Paper long abstract:
Despite the neoliberal and nationalist pro-Estonian ideology, the Russian-speaking miners of North-East Estonia still feel considerable pride about being miners, the former vanguard of the Soviet working class. The changes in the political economy of the state have diversified opportunities for spending free time. Despite the changes in political and economic regimes and the constant fear of losing the job in the crisis that coincided with my fieldwork, I claim that there are ways of spending free time that have remained particularly characteristic to miners of the region, and are shaped by the Soviet system and the nature and morality of miners' work. These activities involve both particular ways of relaxing as well as work outside the workplace. Increasing class differences between workers and engineers are not reflected in their leisure practices that are still linked to being a "miner" in the wider sense of the word. Differences in cultural consumption have instead widened along the ethnic lines emphasising the different moralities of collectivism and individualism among Russian and Estonian speakers.

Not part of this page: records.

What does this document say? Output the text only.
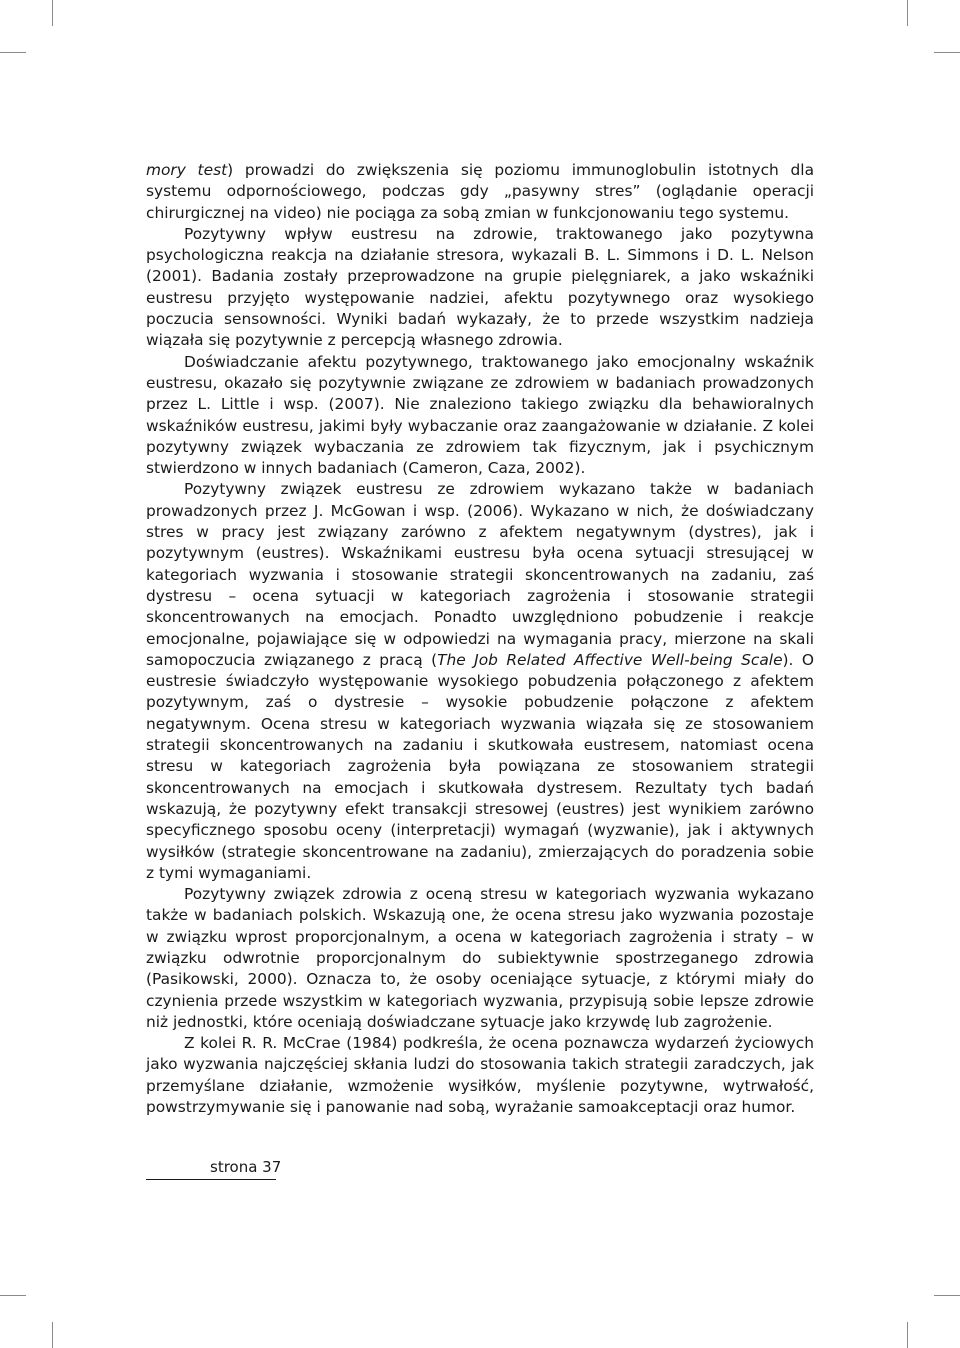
mory test) prowadzi do zwiększenia się poziomu immunoglobulin istotnych dla systemu odpornościowego, podczas gdy „pasywny stres” (oglądanie operacji chirurgicznej na video) nie pociąga za sobą zmian w funkcjonowaniu tego systemu.

Pozytywny wpływ eustresu na zdrowie, traktowanego jako pozytywna psychologiczna reakcja na działanie stresora, wykazali B. L. Simmons i D. L. Nelson (2001). Badania zostały przeprowadzone na grupie pielęgniarek, a jako wskaźniki eustresu przyjęto występowanie nadziei, afektu pozytywnego oraz wysokiego poczucia sensowności. Wyniki badań wykazały, że to przede wszystkim nadzieja wiązała się pozytywnie z percepcją własnego zdrowia.

Doświadczanie afektu pozytywnego, traktowanego jako emocjonalny wskaźnik eustresu, okazało się pozytywnie związane ze zdrowiem w badaniach prowadzonych przez L. Little i wsp. (2007). Nie znaleziono takiego związku dla behawioralnych wskaźników eustresu, jakimi były wybaczanie oraz zaangażowanie w działanie. Z kolei pozytywny związek wybaczania ze zdrowiem tak fizycznym, jak i psychicznym stwierdzono w innych badaniach (Cameron, Caza, 2002).

Pozytywny związek eustresu ze zdrowiem wykazano także w badaniach prowadzonych przez J. McGowan i wsp. (2006). Wykazano w nich, że doświadczany stres w pracy jest związany zarówno z afektem negatywnym (dystres), jak i pozytywnym (eustres). Wskaźnikami eustresu była ocena sytuacji stresującej w kategoriach wyzwania i stosowanie strategii skoncentrowanych na zadaniu, zaś dystresu – ocena sytuacji w kategoriach zagrożenia i stosowanie strategii skoncentrowanych na emocjach. Ponadto uwzględniono pobudzenie i reakcje emocjonalne, pojawiające się w odpowiedzi na wymagania pracy, mierzone na skali samopoczucia związanego z pracą (The Job Related Affective Well-being Scale). O eustresie świadczyło występowanie wysokiego pobudzenia połączonego z afektem pozytywnym, zaś o dystresie – wysokie pobudzenie połączone z afektem negatywnym. Ocena stresu w kategoriach wyzwania wiązała się ze stosowaniem strategii skoncentrowanych na zadaniu i skutkowała eustresem, natomiast ocena stresu w kategoriach zagrożenia była powiązana ze stosowaniem strategii skoncentrowanych na emocjach i skutkowała dystresem. Rezultaty tych badań wskazują, że pozytywny efekt transakcji stresowej (eustres) jest wynikiem zarówno specyficznego sposobu oceny (interpretacji) wymagań (wyzwanie), jak i aktywnych wysiłków (strategie skoncentrowane na zadaniu), zmierzających do poradzenia sobie z tymi wymaganiami.

Pozytywny związek zdrowia z oceną stresu w kategoriach wyzwania wykazano także w badaniach polskich. Wskazują one, że ocena stresu jako wyzwania pozostaje w związku wprost proporcjonalnym, a ocena w kategoriach zagrożenia i straty – w związku odwrotnie proporcjonalnym do subiektywnie spostrzeganego zdrowia (Pasikowski, 2000). Oznacza to, że osoby oceniające sytuacje, z którymi miały do czynienia przede wszystkim w kategoriach wyzwania, przypisują sobie lepsze zdrowie niż jednostki, które oceniają doświadczane sytuacje jako krzywdę lub zagrożenie.

Z kolei R. R. McCrae (1984) podkreśla, że ocena poznawcza wydarzeń życiowych jako wyzwania najczęściej skłania ludzi do stosowania takich strategii zaradczych, jak przemyślane działanie, wzmożenie wysiłków, myślenie pozytywne, wytrwałość, powstrzymywanie się i panowanie nad sobą, wyrażanie samoakceptacji oraz humor.

strona 37
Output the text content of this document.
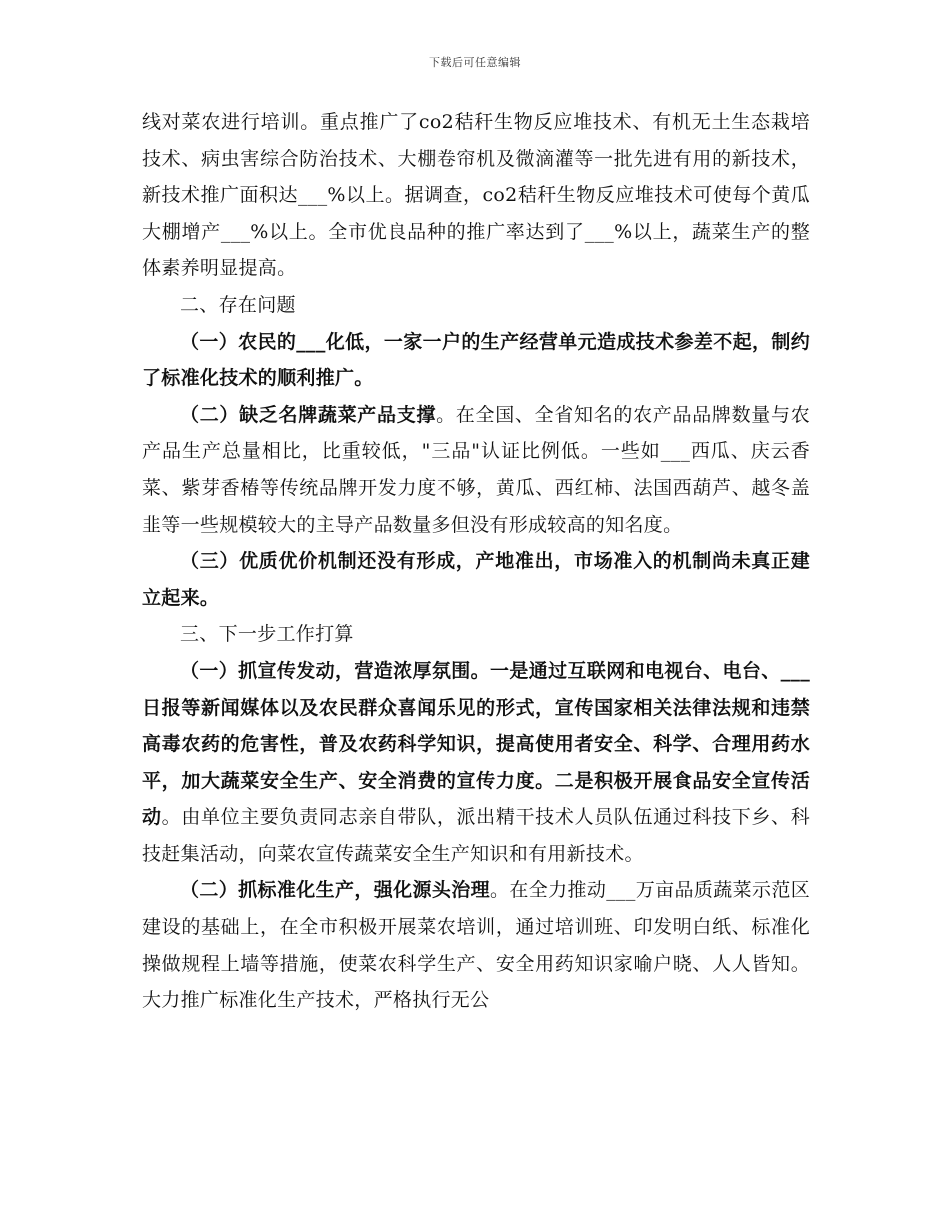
下载后可任意编辑

线对菜农进行培训。重点推广了co2秸秆生物反应堆技术、有机无土生态栽培技术、病虫害综合防治技术、大棚卷帘机及微滴灌等一批先进有用的新技术，新技术推广面积达___%以上。据调查，co2秸秆生物反应堆技术可使每个黄瓜大棚增产___%以上。全市优良品种的推广率达到了___%以上，蔬菜生产的整体素养明显提高。

二、存在问题

（一）农民的___化低，一家一户的生产经营单元造成技术参差不起，制约了标准化技术的顺利推广。

（二）缺乏名牌蔬菜产品支撑。在全国、全省知名的农产品品牌数量与农产品生产总量相比，比重较低，"三品"认证比例低。一些如___西瓜、庆云香菜、紫芽香椿等传统品牌开发力度不够，黄瓜、西红柿、法国西葫芦、越冬盖韭等一些规模较大的主导产品数量多但没有形成较高的知名度。

（三）优质优价机制还没有形成，产地准出，市场准入的机制尚未真正建立起来。

三、下一步工作打算

（一）抓宣传发动，营造浓厚氛围。一是通过互联网和电视台、电台、___日报等新闻媒体以及农民群众喜闻乐见的形式，宣传国家相关法律法规和违禁高毒农药的危害性，普及农药科学知识，提高使用者安全、科学、合理用药水平，加大蔬菜安全生产、安全消费的宣传力度。二是积极开展食品安全宣传活动。由单位主要负责同志亲自带队，派出精干技术人员队伍通过科技下乡、科技赶集活动，向菜农宣传蔬菜安全生产知识和有用新技术。

（二）抓标准化生产，强化源头治理。在全力推动___万亩品质蔬菜示范区建设的基础上，在全市积极开展菜农培训，通过培训班、印发明白纸、标准化操做规程上墙等措施，使菜农科学生产、安全用药知识家喻户晓、人人皆知。大力推广标准化生产技术，严格执行无公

The single biggest change has been has been a shift from the work-collective-based leisure to the realm of the family. By this ethnographic example I aim to demonstrate that postmodernity or new opportunities of consumption in capitalism do not necessarily change or diversify the practices of spending leisure time. Rather, the ways of consuming one's free time are intimately linked to the nature and morality of work and the workplace. This link proves stronger than the changes in the political economy or new opportunities of leisure.
Paper short abstract:
Social networks support alternatives to consumption outside the market economy for the working poor in Russia. Under neoliberalism, sociality emerges as meagre, practice-based; nonetheless it reveals enduring and shared ethical and cultural categories of meaning around production/consumption.
Paper long abstract:
Research on the post-socialist lived experience of the working poor often focuses on economic survival. It is equally important to examine how social networks facilitate self-provisioning and mutual-aid practices for non-subsistence consumption (decorative, non-utility items) in the face of material want. Ethnographic materials presented here of workers (both in the formal and informal economy) in a Russian province show how self-resourced homemaking and decoration constitute a social practice linked to membership of a class-based network. Socially recognized practices such as making furniture and aquariums are focused on. The resources of the network provide opportunities for alternatives to consumption outside the market economy. Worker identities at work cannot be detached from those at leisure and at home; for the working poor, both consumption and work become increasingly mobile, interstitial. Against a backdrop of Russia as a testing ground for the most extreme neoliberal reform, a post-socialist, post-working-class sociality emerges as meagre, practice-based; nonetheless it is based on enduring and shared ethical and cultural categories of meaning around production/consumption.